UPDATE: Thanks for the very detailed response. As a work-around I "hard coded" gs:// into oryx by changing:
prefix = "hdfs://" + host + ':' + port;
} else {
prefix = "hdfs://" + host;
to:
prefix = "gs://" + host + ':' + port;
} else {
prefix = "gs://" + host;
I now get the following errors:
Tue Oct 14 20:24:50 UTC 2014 SEVERE Unexpected error in execution java.lang.ExceptionInInitializerError at com.cloudera.oryx.common.servcomp.StoreUtils.listGenerationsForInstance(StoreUtils.java:50) at com.cloudera.oryx.computation.PeriodicRunner.run(PeriodicRunner.java:173) at java.util.concurrent.Executors$RunnableAdapter.call(Executors.java:471) at java.util.concurrent.FutureTask.runAndReset(FutureTask.java:304) at java.util.concurrent.ScheduledThreadPoolExecutor$ScheduledFutureTask.access$301(ScheduledThreadPoolExecutor.java:178) at java.util.concurrent.ScheduledThreadPoolExecutor$ScheduledFutureTask.run(ScheduledThreadPoolExecutor.java:293) at java.util.concurrent.ThreadPoolExecutor.runWorker(ThreadPoolExecutor.java:1145) at java.util.concurrent.ThreadPoolExecutor$Worker.run(ThreadPoolExecutor.java:615) at java.lang.Thread.run(Thread.java:745)

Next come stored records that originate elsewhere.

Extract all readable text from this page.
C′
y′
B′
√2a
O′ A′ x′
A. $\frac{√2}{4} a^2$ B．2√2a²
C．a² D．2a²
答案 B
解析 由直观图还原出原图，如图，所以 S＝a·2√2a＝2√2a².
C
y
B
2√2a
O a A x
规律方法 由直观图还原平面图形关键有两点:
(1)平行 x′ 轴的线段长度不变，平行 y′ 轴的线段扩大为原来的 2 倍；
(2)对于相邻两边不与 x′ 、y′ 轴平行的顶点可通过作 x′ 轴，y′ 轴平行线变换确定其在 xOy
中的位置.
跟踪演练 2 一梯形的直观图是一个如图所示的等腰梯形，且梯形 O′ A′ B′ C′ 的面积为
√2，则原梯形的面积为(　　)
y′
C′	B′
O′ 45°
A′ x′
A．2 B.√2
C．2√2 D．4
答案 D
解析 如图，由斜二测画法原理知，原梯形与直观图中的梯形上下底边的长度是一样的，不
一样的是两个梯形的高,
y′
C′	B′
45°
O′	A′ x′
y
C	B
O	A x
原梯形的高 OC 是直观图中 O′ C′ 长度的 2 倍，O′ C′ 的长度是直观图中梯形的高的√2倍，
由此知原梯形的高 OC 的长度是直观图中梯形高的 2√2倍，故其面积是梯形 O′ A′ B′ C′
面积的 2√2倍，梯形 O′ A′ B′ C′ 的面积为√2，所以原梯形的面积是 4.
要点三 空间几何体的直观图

Caused by: java.lang.RuntimeException: java.lang.ClassNotFoundException: Class com.google.cloud.hadoop.fs.gcs.GoogleHadoopFileSystem not found at org.apache.hadoop.conf.Configuration.getClass(Configuration.java:1905) at org.apache.hadoop.fs.FileSystem.getFileSystemClass(FileSystem.java:2573) at org.apache.hadoop.fs.FileSystem.createFileSystem(FileSystem.java:2586) at org.apache.hadoop.fs.FileSystem.access$200(FileSystem.java:89) at org.apache.hadoop.fs.FileSystem$Cache.getInternal(FileSystem.java:2625) at org.apache.hadoop.fs.FileSystem$Cache.get(FileSystem.java:2607) at org.apache.hadoop.fs.FileSystem.get(FileSystem.java:368) at com.cloudera.oryx.common.servcomp.Store.(Store.java:76) at com.cloudera.oryx.common.servcomp.Store.(Store.java:57)
As per the instructions here: https://cloud.google.com/hadoop/google-cloud-storage-connector#classpath I believe I have added connector jar to Hadoop's classpath; I added:
HADOOP_CLASSPATH=$HADOOP_CLASSPATH:'https://storage.googleapis.com/hadoop-lib/gcs/gcs-connector-1.2.9-hadoop2.jar
to /home/rich/hadoop-env-setup.sh. and (echo $HADOOP_CLASSPATH) yields:
/contrib/capacity-scheduler/.jar:/home/hadoop/hadoop-install/share/hadoop/common/lib/gcs-connector-1.2.9-hadoop2.jar:/contrib/capacity-scheduler/.jar:/home/hadoop/hadoop-install/share/hadoop/common/lib/gcs-connector-1.2.9-hadoop2.jar
Do I need to add more to the class path?
I also note (perhaps related) that I still get the error for /etc/hadoop/conf even with the export commands. I have been using the sudo mkdir /etc/hadoop/conf as a temporary work around. I mention this here in case it may be leading to additional issues.